James Raymond Vreeland (Ph.D., New York University, 1999) is Professor of International Relations in the Edmund A. Walsh School of Foreign Service, Georgetown University. He holds a joint appointment in the Government Department. He conducts research in the field of international political economy, specializing in international institutions.
Earlier this month, students, faculty, and distinguished researchers filled the Mortara Center to hear former Walsh Exchange Moderator, James Vreeland, launch his book, The Political Economy of the United Nations Security Council. In his presentation, the Georgetown professor exposed the shadier, less publicized side of international institutions and advocated realist reforms.

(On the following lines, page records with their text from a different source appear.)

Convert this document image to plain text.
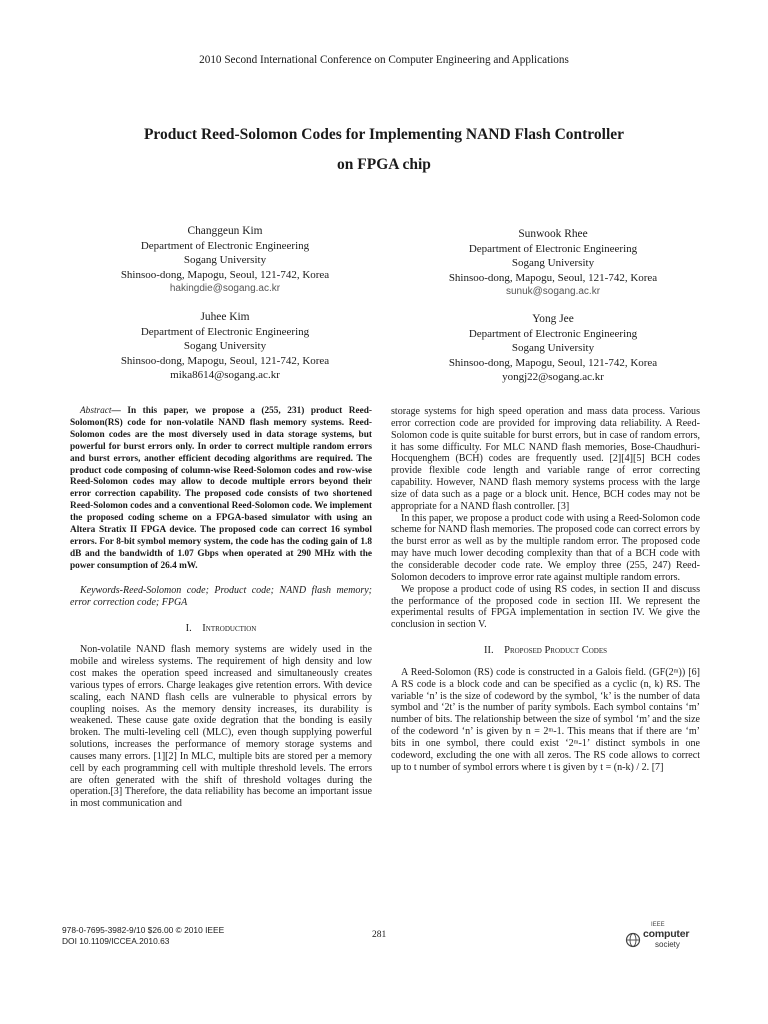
2010 Second International Conference on Computer Engineering and Applications
Product Reed-Solomon Codes for Implementing NAND Flash Controller
on FPGA chip
Changgeun Kim
Department of Electronic Engineering
Sogang University
Shinsoo-dong, Mapogu, Seoul, 121-742, Korea
hakingdie@sogang.ac.kr
Sunwook Rhee
Department of Electronic Engineering
Sogang University
Shinsoo-dong, Mapogu, Seoul, 121-742, Korea
sunuk@sogang.ac.kr
Juhee Kim
Department of Electronic Engineering
Sogang University
Shinsoo-dong, Mapogu, Seoul, 121-742, Korea
mika8614@sogang.ac.kr
Yong Jee
Department of Electronic Engineering
Sogang University
Shinsoo-dong, Mapogu, Seoul, 121-742, Korea
yongj22@sogang.ac.kr
Abstract— In this paper, we propose a (255, 231) product Reed-Solomon(RS) code for non-volatile NAND flash memory systems. Reed-Solomon codes are the most diversely used in data storage systems, but powerful for burst errors only. In order to correct multiple random errors and burst errors, another efficient decoding algorithms are required. The product code composing of column-wise Reed-Solomon codes and row-wise Reed-Solomon codes may allow to decode multiple errors beyond their error correction capability. The proposed code consists of two shortened Reed-Solomon codes and a conventional Reed-Solomon code. We implement the proposed coding scheme on a FPGA-based simulator with using an Altera Stratix II FPGA device. The proposed code can correct 16 symbol errors. For 8-bit symbol memory system, the code has the coding gain of 1.8 dB and the bandwidth of 1.07 Gbps when operated at 290 MHz with the power consumption of 26.4 mW.
Keywords-Reed-Solomon code; Product code; NAND flash memory; error correction code; FPGA
I. Introduction

Non-volatile NAND flash memory systems are widely used in the mobile and wireless systems. The requirement of high density and low cost makes the operation speed increased and simultaneously creates various types of errors. Charge leakages give retention errors. With device scaling, each NAND flash cells are vulnerable to physical errors by coupling noises. As the memory density increases, its durability is weakened. These cause gate oxide degration that the bonding is easily broken. The multi-leveling cell (MLC), even though supplying powerful solutions, increases the performance of memory storage systems and causes many errors. [1][2] In MLC, multiple bits are stored per a memory cell by each programming cell with multiple threshold levels. The errors are often generated with the shift of threshold voltages during the operation.[3] Therefore, the data reliability has become an important issue in most communication and

storage systems for high speed operation and mass data process. Various error correction code are provided for improving data reliability. A Reed-Solomon code is quite suitable for burst errors, but in case of random errors, it has some difficulty. For MLC NAND flash memories, Bose-Chaudhuri-Hocquenghem (BCH) codes are frequently used. [2][4][5] BCH codes provide flexible code length and variable range of error correcting capability. However, NAND flash memory systems process with the large size of data such as a page or a block unit. Hence, BCH codes may not be appropriate for a NAND flash controller. [3]

In this paper, we propose a product code with using a Reed-Solomon code scheme for NAND flash memories. The proposed code can correct errors by the burst error as well as by the multiple random error. The proposed code may have much lower decoding complexity than that of a BCH code with the considerable decoder code rate. We employ three (255, 247) Reed-Solomon decoders to improve error rate against multiple random errors.

We propose a product code of using RS codes, in section II and discuss the performance of the proposed code in section III. We represent the experimental results of FPGA implementation in section IV. We give the conclusion in section V.

II. Proposed Product Codes

A Reed-Solomon (RS) code is constructed in a Galois field. (GF(2ᵐ)) [6] A RS code is a block code and can be specified as a cyclic (n, k) RS. The variable ‘n’ is the size of codeword by the symbol, ‘k’ is the number of data symbol and ‘2t’ is the number of parity symbols. Each symbol contains ‘m’ number of bits. The relationship between the size of symbol ‘m’ and the size of the codeword ‘n’ is given by n = 2ᵐ-1. This means that if there are ‘m’ bits in one symbol, there could exist ‘2ᵐ-1’ distinct symbols in one codeword, excluding the one with all zeros. The RS code allows to correct up to t number of symbol errors where t is given by t = (n-k) / 2. [7]

978-0-7695-3982-9/10 $26.00 © 2010 IEEE
DOI 10.1109/ICCEA.2010.63
281
IEEE
computer
society
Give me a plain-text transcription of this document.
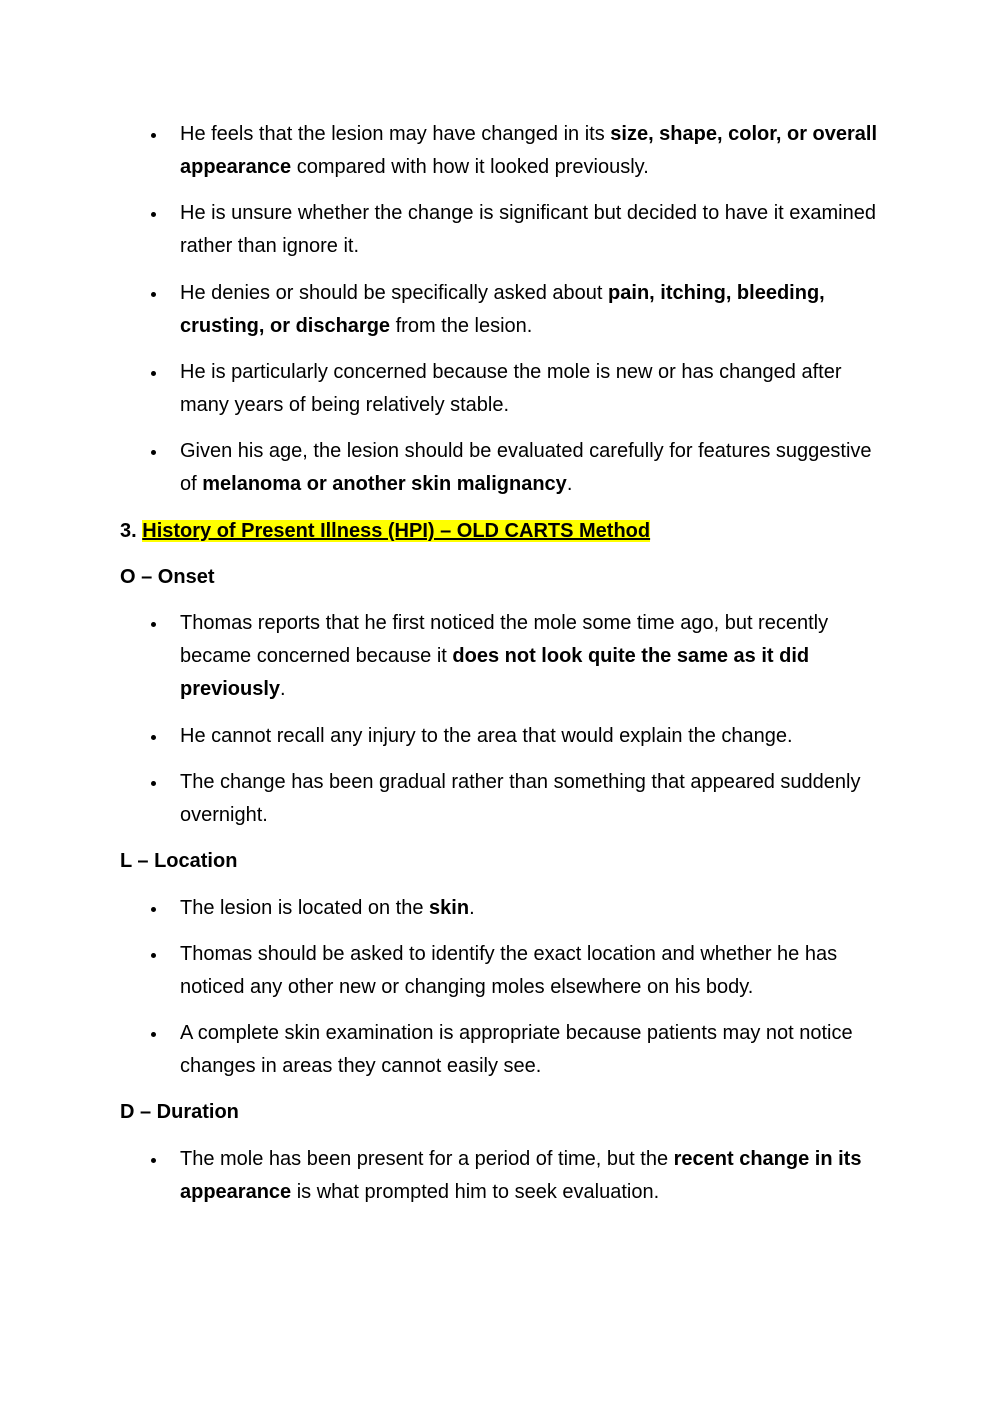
He feels that the lesion may have changed in its size, shape, color, or overall appearance compared with how it looked previously.
He is unsure whether the change is significant but decided to have it examined rather than ignore it.
He denies or should be specifically asked about pain, itching, bleeding, crusting, or discharge from the lesion.
He is particularly concerned because the mole is new or has changed after many years of being relatively stable.
Given his age, the lesion should be evaluated carefully for features suggestive of melanoma or another skin malignancy.
3. History of Present Illness (HPI) – OLD CARTS Method
O – Onset
Thomas reports that he first noticed the mole some time ago, but recently became concerned because it does not look quite the same as it did previously.
He cannot recall any injury to the area that would explain the change.
The change has been gradual rather than something that appeared suddenly overnight.
L – Location
The lesion is located on the skin.
Thomas should be asked to identify the exact location and whether he has noticed any other new or changing moles elsewhere on his body.
A complete skin examination is appropriate because patients may not notice changes in areas they cannot easily see.
D – Duration
The mole has been present for a period of time, but the recent change in its appearance is what prompted him to seek evaluation.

Vreeland focuses on the United Nations Security Council (UNSC), a symbol of legitimacy within international law, which possesses the power to issue multi-lateral sanctions, international resolutions, and military intervention. The council is composed of fifteen countries, five of which remain indefinitely with absolute veto power– the United States, United Kingdom, France, Russia, and China. The other ten countries alternate, elected every two years by the UN General Assembly. The professor illuminated how these temporary members, often developing nations, become much more politically relevant during their terms. As these countries are often more concerned with the domestic status quo opposed to international politics, powerful global hegemons, both within and outside of the UNSC, frequently offer foreign aid in exchange for votes. Professor Vreeland finished by exploring potential reforms, discussing changes to the election process which would redistribute voting power to “accommodate rising powers” while maintaining international legitimacy.
Vreeland’s book not only epitomizes high-quality research but also faculty-student cooperation. The professor’s former student, Daniel Lim, partnered with Vreeland and co-authored the book’s case study on Japan and the Asian Development Bank. During the Q&A session, collegiate researchers, both graduate and undergraduate students, did not hesitate to ask questions. Vreeland explained his methodology, offered future research possibilities, and, above all, inspired a new generation to pursue research in international affairs.
As we in the Walsh Exchange Steering Committee begin to plan our conference this Spring, we wish to thank the Mortara Center for sponsoring our conference and Professor Vreeland for his role as moderator last year. We hope this cooperation will continue to flourish.